Congresso planetário, sem quaisquer divisões (pelo lado do cosmos), e político
(pelo lado da moradia) integral. Não de brasileiros ou de bolivianos, de
nepaleses ou de chineses, mas de todos os seres, inclusive os não humanos.
Quem financiará?
Não podem ser os governempresas,
porque muitas questões a serem discutidas os colocarão em perigo de
confrontamento.
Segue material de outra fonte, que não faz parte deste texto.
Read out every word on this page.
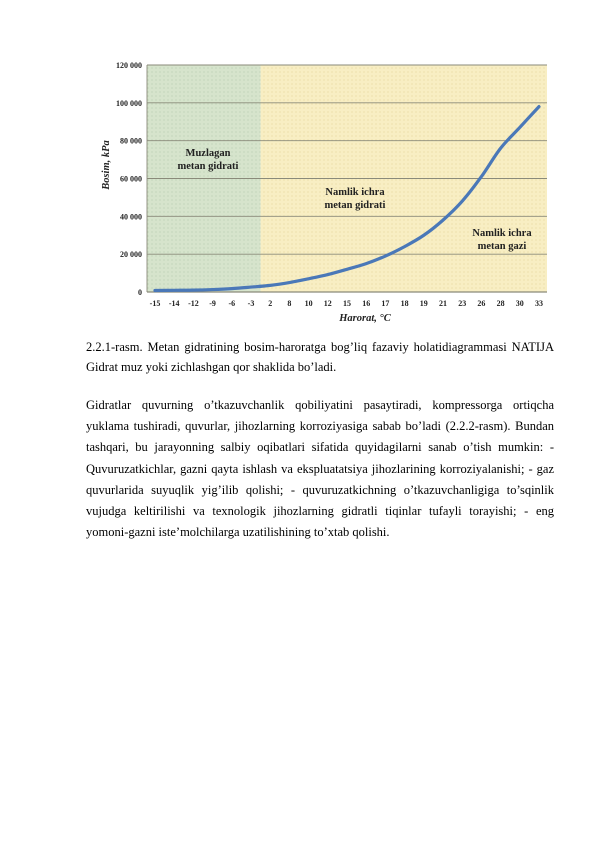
0
20 000
40 000
60 000
80 000
100 000
120 000
-15 -14 -12 -9 -6 -3 2 8 10 12 15 16 17 18 19 21 23 26 28 30 33
Muzlagan
metan gidrati
Namlik ichra
metan gidrati
Namlik ichra
metan gazi
Bosim, kPa
Harorat, °C

2.2.1-rasm. Metan gidratining bosim-haroratga bog’liq fazaviy holatidiagrammasi NATIJA Gidrat muz yoki zichlashgan qor shaklida bo’ladi.

Gidratlar quvurning o’tkazuvchanlik qobiliyatini pasaytiradi, kompressorga ortiqcha yuklama tushiradi, quvurlar, jihozlarning korroziyasiga sabab bo’ladi (2.2.2-rasm). Bundan tashqari, bu jarayonning salbiy oqibatlari sifatida quyidagilarni sanab o’tish mumkin: - Quvuruzatkichlar, gazni qayta ishlash va ekspluatatsiya jihozlarining korroziyalanishi; - gaz quvurlarida suyuqlik yig’ilib qolishi; - quvuruzatkichning o’tkazuvchanligiga to’sqinlik vujudga keltirilishi va texnologik jihozlarning gidratli tiqinlar tufayli torayishi; - eng yomoni-gazni iste’molchilarga uzatilishining to’xtab qolishi.
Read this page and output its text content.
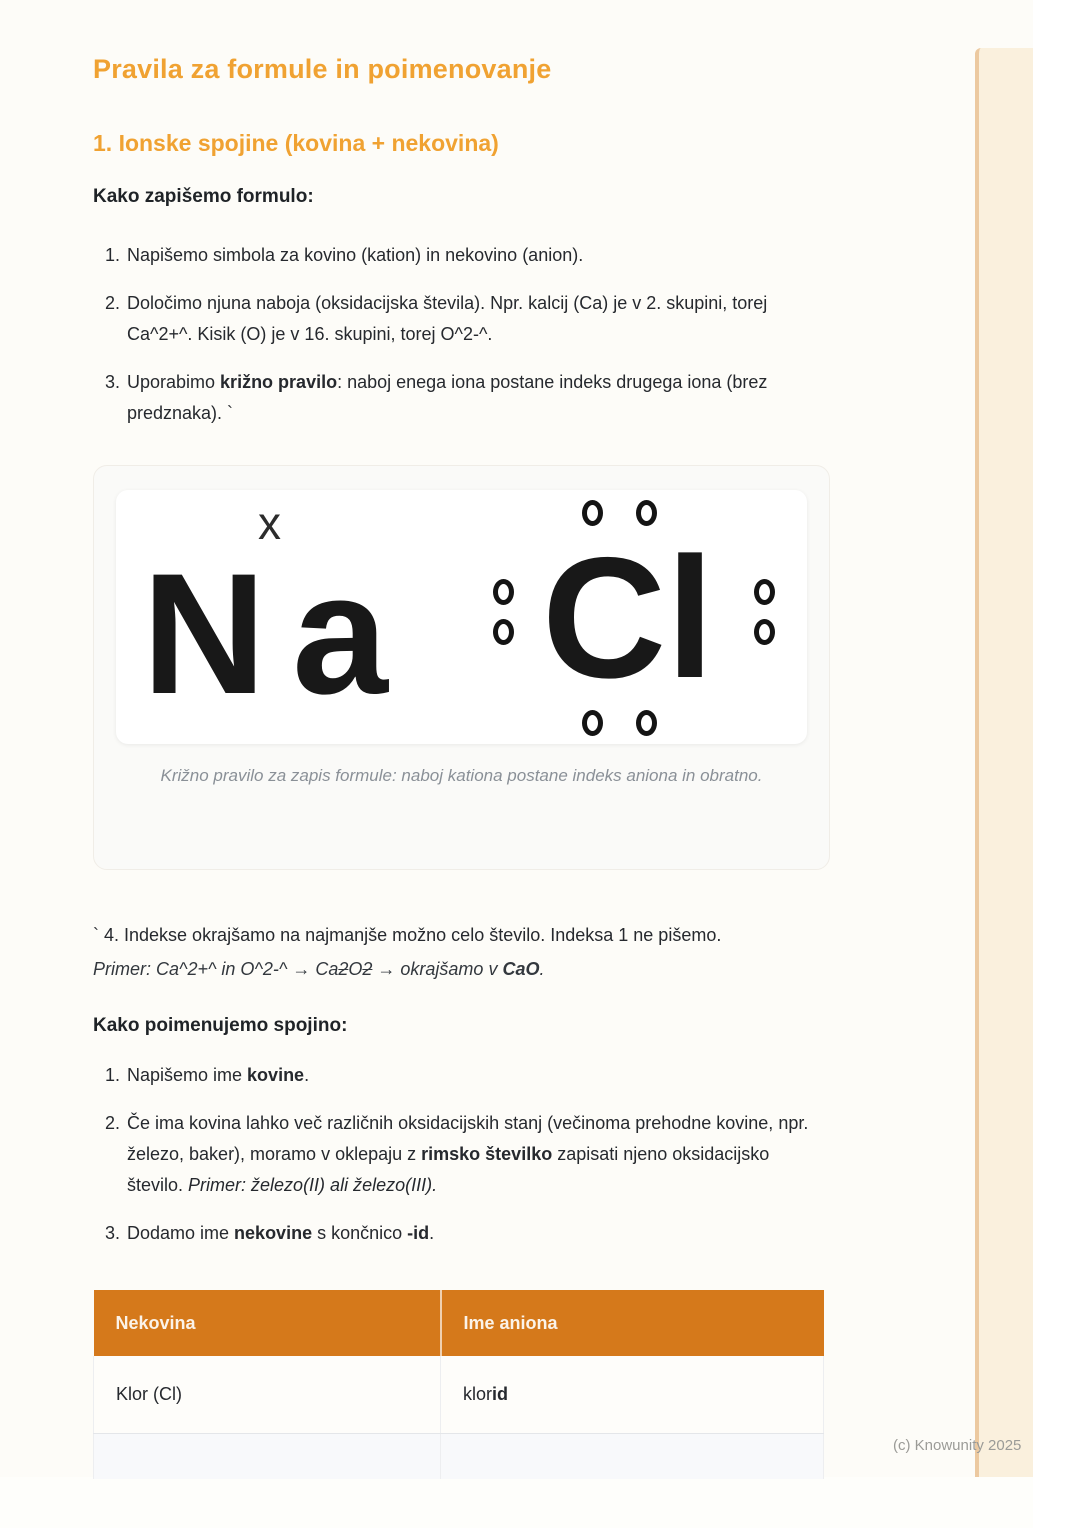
(c) Knowunity 2025
Pravila za formule in poimenovanje
1. Ionske spojine (kovina + nekovina)
Kako zapišemo formulo:
1. Napišemo simbola za kovino (kation) in nekovino (anion).
2. Določimo njuna naboja (oksidacijska števila). Npr. kalcij (Ca) je v 2. skupini, torej Ca^2+^. Kisik (O) je v 16. skupini, torej O^2-^.
3. Uporabimo križno pravilo: naboj enega iona postane indeks drugega iona (brez predznaka). `
x
Na Cl
Križno pravilo za zapis formule: naboj kationa postane indeks aniona in obratno.

` 4. Indekse okrajšamo na najmanjše možno celo število. Indeksa 1 ne pišemo.

Primer: Ca^2+^ in O^2-^ → Ca2O2 → okrajšamo v CaO.

Kako poimenujemo spojino:
1. Napišemo ime kovine.
2. Če ima kovina lahko več različnih oksidacijskih stanj (večinoma prehodne kovine, npr. železo, baker), moramo v oklepaju z rimsko številko zapisati njeno oksidacijsko število. Primer: železo(II) ali železo(III).
3. Dodamo ime nekovine s končnico -id.
Nekovina	Ime aniona
Klor (Cl)	klorid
Devem ser instituições, recebendo dinheiro daqueles
endinheirados que tenham dinheiro e consciência sobrando e que vejam a
oportunidade única de promover essa reunião humana. Necessariamente doações
ocultas, sem noticiário público (até para proteger as identidades, dado que há
perigo de perseguição por parte dos doentes de isolamento – especialmente os
militares, que verão o falso perigo de fim dos confrontos).
Os critérios de seleção dos delegados
(1.200 deputados mundiais e 660 senadores mundiais, para as cerca de 220
nações, ou o que for) serão os mesmos do Congresso Mundial da Mulher, em Oslo,
Noruega.
Vitória, sábado, 13 de dezembro de
2003.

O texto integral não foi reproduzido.